Microsoft researchers claim to have devised an AI able to generate better 3D shapes from 2D images and to do so for the first time using off-the-shelf photo-realistic renderers like Unreal Engine and Unity. The result could help make video games or animated content production cheaper and quicker.
A recent research paper introduces what is described as the first scalable training technique for 3D generative models from 2D data.
While Generative Adversarial Networks (GANS) have produced impressive results on 2D image data, many visual applications, such as gaming, require 3D models as inputs instead of just images.
GANs are two-part AI models comprising of generators that produce synthetic examples from random noise sampled from a distribution, which along with real examples from a training data set are fed to the discriminator, which attempts to distinguish between the two.
Since directly extending existing GAN models to 3D requires access to 3D training data, this data is expensive to generate. The researchers set out to build an AI that can learn to generate 3D models while training with only 2D image data, which is much more widely available, much cheaper and easier to obtain.
VentureBeat explains explains that, in experiments, the team employed a 3D convolutional GAN architecture for the generator.
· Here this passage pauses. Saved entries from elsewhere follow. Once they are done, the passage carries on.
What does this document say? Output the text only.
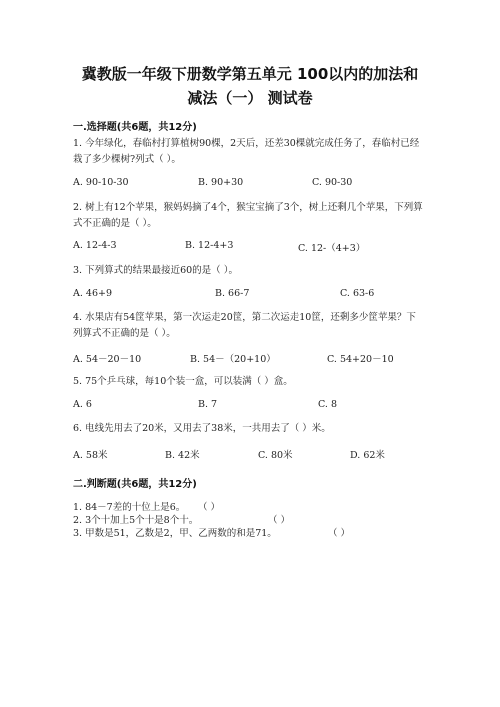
冀教版一年级下册数学第五单元 100以内的加法和
减法（一） 测试卷
一.选择题(共6题，共12分)
1. 今年绿化，春临村打算植树90棵，2天后，还差30棵就完成任务了，春临村已经栽了多少棵树?列式（ ）。
A. 90-10-30	B. 90+30	C. 90-30
2. 树上有12个苹果，猴妈妈摘了4个，猴宝宝摘了3个，树上还剩几个苹果，下列算式不正确的是（ ）。
A. 12-4-3	B. 12-4+3	C. 12-（4+3）
3. 下列算式的结果最接近60的是（ ）。
A. 46+9	B. 66-7	C. 63-6
4. 水果店有54筐苹果，第一次运走20筐，第二次运走10筐，还剩多少筐苹果？下列算式不正确的是（ ）。
A. 54－20－10	B. 54－（20+10）	C. 54+20－10
5. 75个乒乓球，每10个装一盒，可以装满（ ）盒。
A. 6	B. 7	C. 8
6. 电线先用去了20米，又用去了38米，一共用去了（ ）米。
A. 58米	B. 42米	C. 80米	D. 62米
二.判断题(共6题，共12分)
1. 84－7差的十位上是6。 （ ）
2. 3个十加上5个十是8个十。	（ ）
3. 甲数是51，乙数是2，甲、乙两数的和是71。	（ ）
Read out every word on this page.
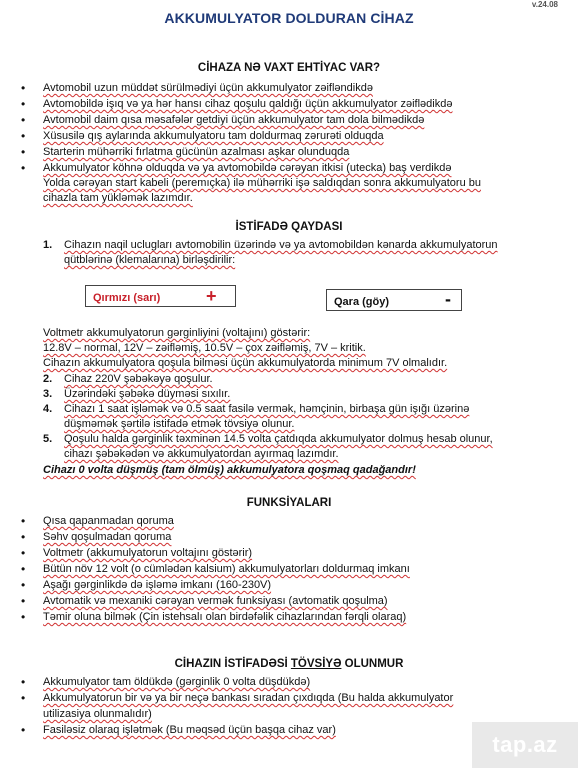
v.24.08
AKKUMULYATOR DOLDURAN CİHAZ
CİHAZA NƏ VAXT EHTİYAC VAR?
• Avtomobil uzun müddət sürülmədiyi üçün akkumulyator zəifləndikdə
• Avtomobildə işıq və ya hər hansı cihaz qoşulu qaldığı üçün akkumulyator zəiflədikdə
• Avtomobil daim qısa məsafələr getdiyi üçün akkumulyator tam dola bilmədikdə
• Xüsusilə qış aylarında akkumulyatoru tam doldurmaq zərurəti olduqda
• Starterin mühərriki fırlatma gücünün azalması aşkar olunduqda
• Akkumulyator köhnə olduqda və ya avtomobildə cərəyan itkisi (utecka) baş verdikdə
Yolda cərəyan start kabeli (peremıçka) ilə mühərriki işə saldıqdan sonra akkumulyatoru bu
cihazla tam yükləmək lazımdır.
İSTİFADƏ QAYDASI
1. Cihazın naqil uclugları avtomobilin üzərində və ya avtomobildən kənarda akkumulyatorun
qütblərinə (klemalarına) birləşdirilir:
Qırmızı (sarı)	+	Qara (göy)	-
Voltmetr akkumulyatorun gərginliyini (voltajını) göstərir:
12.8V – normal, 12V – zəifləmiş, 10.5V – çox zəifləmiş, 7V – kritik.
Cihazın akkumulyatora qoşula bilməsi üçün akkumulyatorda minimum 7V olmalıdır.
2. Cihaz 220V şəbəkəyə qoşulur.
3. Üzərindəki şəbəkə düyməsi sıxılır.
4. Cihazı 1 saat işləmək və 0.5 saat fasilə vermək, həmçinin, birbaşa gün işığı üzərinə
düşməmək şərtilə istifadə etmək tövsiyə olunur.
5. Qoşulu halda gərginlik təxminən 14.5 volta çatdıqda akkumulyator dolmuş hesab olunur,
cihazı şəbəkədən və akkumulyatordan ayırmaq lazımdır.
Cihazı 0 volta düşmüş (tam ölmüş) akkumulyatora qoşmaq qadağandır!
FUNKSİYALARI
• Qısa qapanmadan qoruma
• Səhv qoşulmadan qoruma
• Voltmetr (akkumulyatorun voltajını göstərir)
• Bütün növ 12 volt (o cümlədən kalsium) akkumulyatorları doldurmaq imkanı
• Aşağı gərginlikdə də işləmə imkanı (160-230V)
• Avtomatik və mexaniki cərəyan vermək funksiyası (avtomatik qoşulma)
• Təmir oluna bilmək (Çin istehsalı olan birdəfəlik cihazlarından fərqli olaraq)
CİHAZIN İSTİFADƏSİ TÖVSİYƏ OLUNMUR
• Akkumulyator tam öldükdə (gərginlik 0 volta düşdükdə)
• Akkumulyatorun bir və ya bir neçə bankası sıradan çıxdıqda (Bu halda akkumulyator
utilizasiya olunmalıdır)
• Fasiləsiz olaraq işlətmək (Bu məqsəd üçün başqa cihaz var)
tap.az
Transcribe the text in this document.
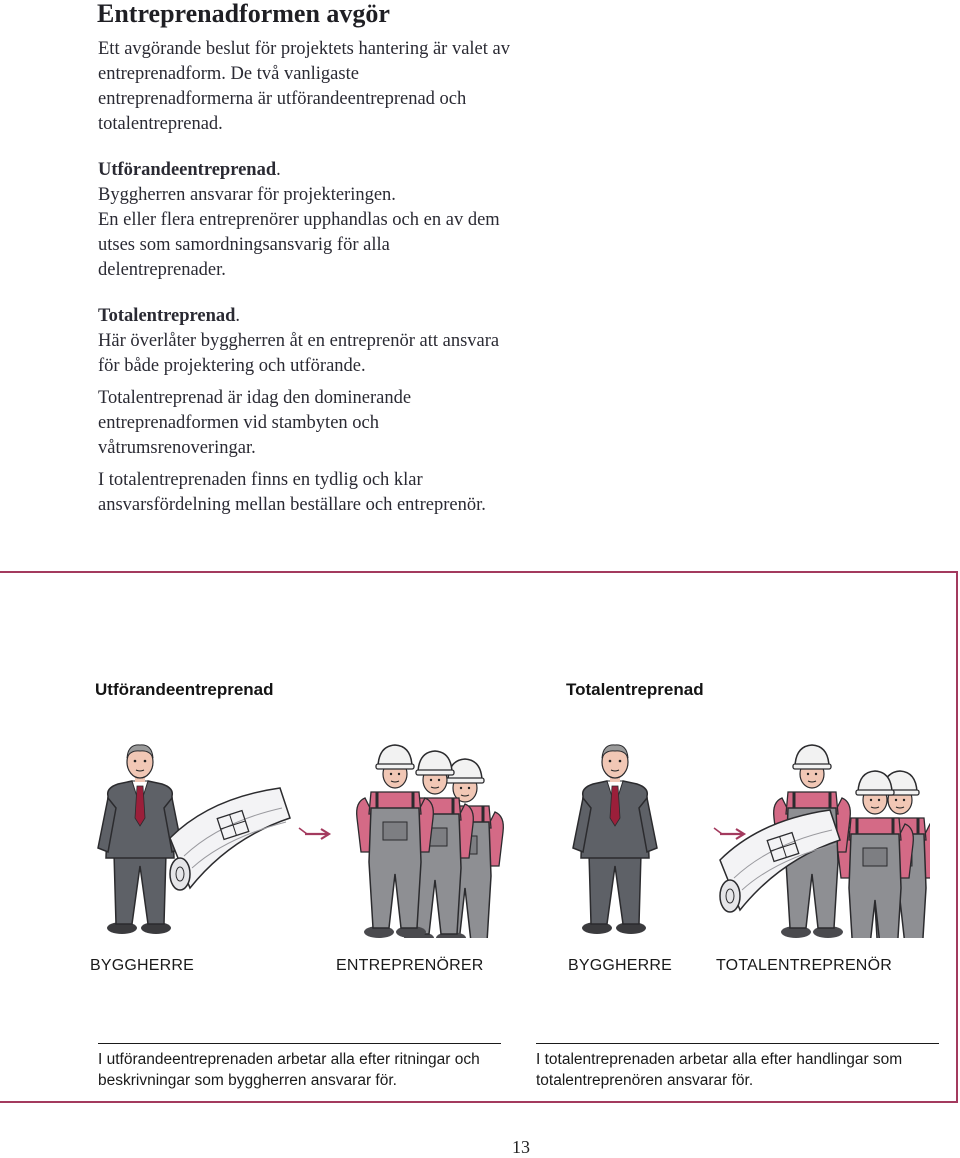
Entreprenadformen avgör

Ett avgörande beslut för projektets hantering är valet av entreprenadform. De två vanligaste entreprenadformerna är utförandeentreprenad och totalentreprenad.

Utförandeentreprenad.

Byggherren ansvarar för projekteringen.

En eller flera entreprenörer upphandlas och en av dem utses som samordningsansvarig för alla delentreprenader.

Totalentreprenad.

Här överlåter byggherren åt en entreprenör att ansvara för både projektering och utförande.

Totalentreprenad är idag den dominerande entreprenadformen vid stambyten och våtrumsrenoveringar.

I totalentreprenaden finns en tydlig och klar ansvarsfördelning mellan beställare och entreprenör.

Utförandeentreprenad	Totalentreprenad
BYGGHERRE	ENTREPRENÖRER	BYGGHERRE	TOTALENTREPRENÖR
I utförandeentreprenaden arbetar alla efter ritningar och beskrivningar som byggherren ansvarar för.
I totalentreprenaden arbetar alla efter handlingar som totalentreprenören ansvarar för.
13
Drawing on a range of synthetic data sets generated from 3D models and a real-life data set, they synthesised images from different object categories, which they rendered from different viewpoints throughout the training process.
The researchers also used light exposure and shadow information in the rendering engine, to generate high-quality convex shapes, like bathtubs and couches, that previous attempts had failed to capture.
In theory, the technique can be extended by using more sophisticated photorealistic rendering engines, to be able to learn even more detailed information about the 3D world from images.
“By incorporating colour, material and lighting prediction into our model we hope to be able to extend it to work with more general real-world datasets,” they conclude, leaving others to pick up the ball.